Aunque el Rosario puede ser visto como monótono, también es consistente. Para muchos de los jóvenes con los que trabajo en la pastoral juvenil, la consistencia es una cosa que falta en sus vidas. Es triste, pero la escuela puede ser el único aspecto estable de sus rápidos ciclos de vida. Cuando la vida en el hogar es difícil y confusa, tener una forma de oración fiable, familiar y segura puede llegar a ser algo poderoso y sostenible.

Hace varios años, trabajé con un joven que tenía dificultades sociales y emocionales significativas. Lo apoyé durante un tiempo de manera personalizada. También fue al grupo del Rosario y logró ganarse la confianza para dirigir las oraciones y animar a los estudiantes más jóvenes. Una vez compartió conmigo que él veía el aprendizaje del Rosario y la conducción del grupo como un gran logro personal. Nunca habría ganado esa experiencia en otras formas de adoración y capellanía debido a su ansiedad. De una manera tranquila, el Rosario había transformado su vida (o al menos parte de ella).

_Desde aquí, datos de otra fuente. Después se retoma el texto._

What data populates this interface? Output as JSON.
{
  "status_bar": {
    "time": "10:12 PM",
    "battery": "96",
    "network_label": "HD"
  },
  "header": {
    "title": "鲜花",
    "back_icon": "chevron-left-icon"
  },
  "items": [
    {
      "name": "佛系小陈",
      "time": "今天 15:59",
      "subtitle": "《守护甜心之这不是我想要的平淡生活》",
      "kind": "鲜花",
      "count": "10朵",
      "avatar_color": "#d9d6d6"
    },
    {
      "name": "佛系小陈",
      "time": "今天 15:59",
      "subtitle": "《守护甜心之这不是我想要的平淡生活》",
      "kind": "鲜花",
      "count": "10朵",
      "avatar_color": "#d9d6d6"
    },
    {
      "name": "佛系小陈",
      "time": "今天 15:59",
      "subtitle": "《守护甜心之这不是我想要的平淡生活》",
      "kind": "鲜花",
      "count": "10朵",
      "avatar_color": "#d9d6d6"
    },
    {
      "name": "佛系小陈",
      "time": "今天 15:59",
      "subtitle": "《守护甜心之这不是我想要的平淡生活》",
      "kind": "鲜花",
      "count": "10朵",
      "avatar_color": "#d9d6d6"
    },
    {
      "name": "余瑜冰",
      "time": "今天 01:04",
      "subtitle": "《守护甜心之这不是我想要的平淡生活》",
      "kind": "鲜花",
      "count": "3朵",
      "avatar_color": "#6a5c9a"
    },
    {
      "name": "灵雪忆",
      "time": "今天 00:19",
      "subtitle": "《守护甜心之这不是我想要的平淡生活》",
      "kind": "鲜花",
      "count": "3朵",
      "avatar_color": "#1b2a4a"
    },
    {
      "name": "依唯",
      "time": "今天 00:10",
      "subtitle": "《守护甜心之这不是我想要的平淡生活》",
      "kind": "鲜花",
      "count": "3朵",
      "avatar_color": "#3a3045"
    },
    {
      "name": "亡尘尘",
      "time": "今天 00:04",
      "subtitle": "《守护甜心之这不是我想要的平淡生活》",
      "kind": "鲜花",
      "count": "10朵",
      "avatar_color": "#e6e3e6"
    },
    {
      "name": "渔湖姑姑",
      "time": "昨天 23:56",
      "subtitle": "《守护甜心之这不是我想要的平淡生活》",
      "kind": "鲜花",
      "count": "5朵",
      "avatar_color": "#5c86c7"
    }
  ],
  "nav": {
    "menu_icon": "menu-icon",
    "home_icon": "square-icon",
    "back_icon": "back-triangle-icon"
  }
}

Justo antes del verano estaba dando una homilía en la escuela y les pedí a los presentes que me contaran cualquier historia bíblica que conocieran. Gracias a Dios los estudiantes que conocían el Rosario estuvieron allí ese día. Pudieron nombrar la Anunciación, Visitación, Natividad y Presentación en el Templo y así sucesivamente. También pudieron decirme de qué se trataba. Esto realmente me recordó la afirmación de que “El Rosario es la Escritura en una cuerda”. En una época en que pocos cristianos leen las Escrituras, el Rosario es un buen fundamento y una introducción a la Palabra de Dios.

El Rosario es sólo un pequeño aspecto de nuestro trabajo con los jóvenes en la escuela y, sin embargo, ha sido clave para ayudar a algunos de nuestros estudiantes a profundizar su comprensión de la fe. Otros aspectos de la pastoral juvenil son importantes, pero creo que nuestro trabajo con los adolescentes puede tener aún más poder e influencia cuando les presentamos las riquezas de nuestra espiritualidad católica y no nos alejamos de las devociones más tradicionales.

He visto de esta manera pequeña cómo el Rosario no sólo es clave para la oración, sino también una herramienta para la misión.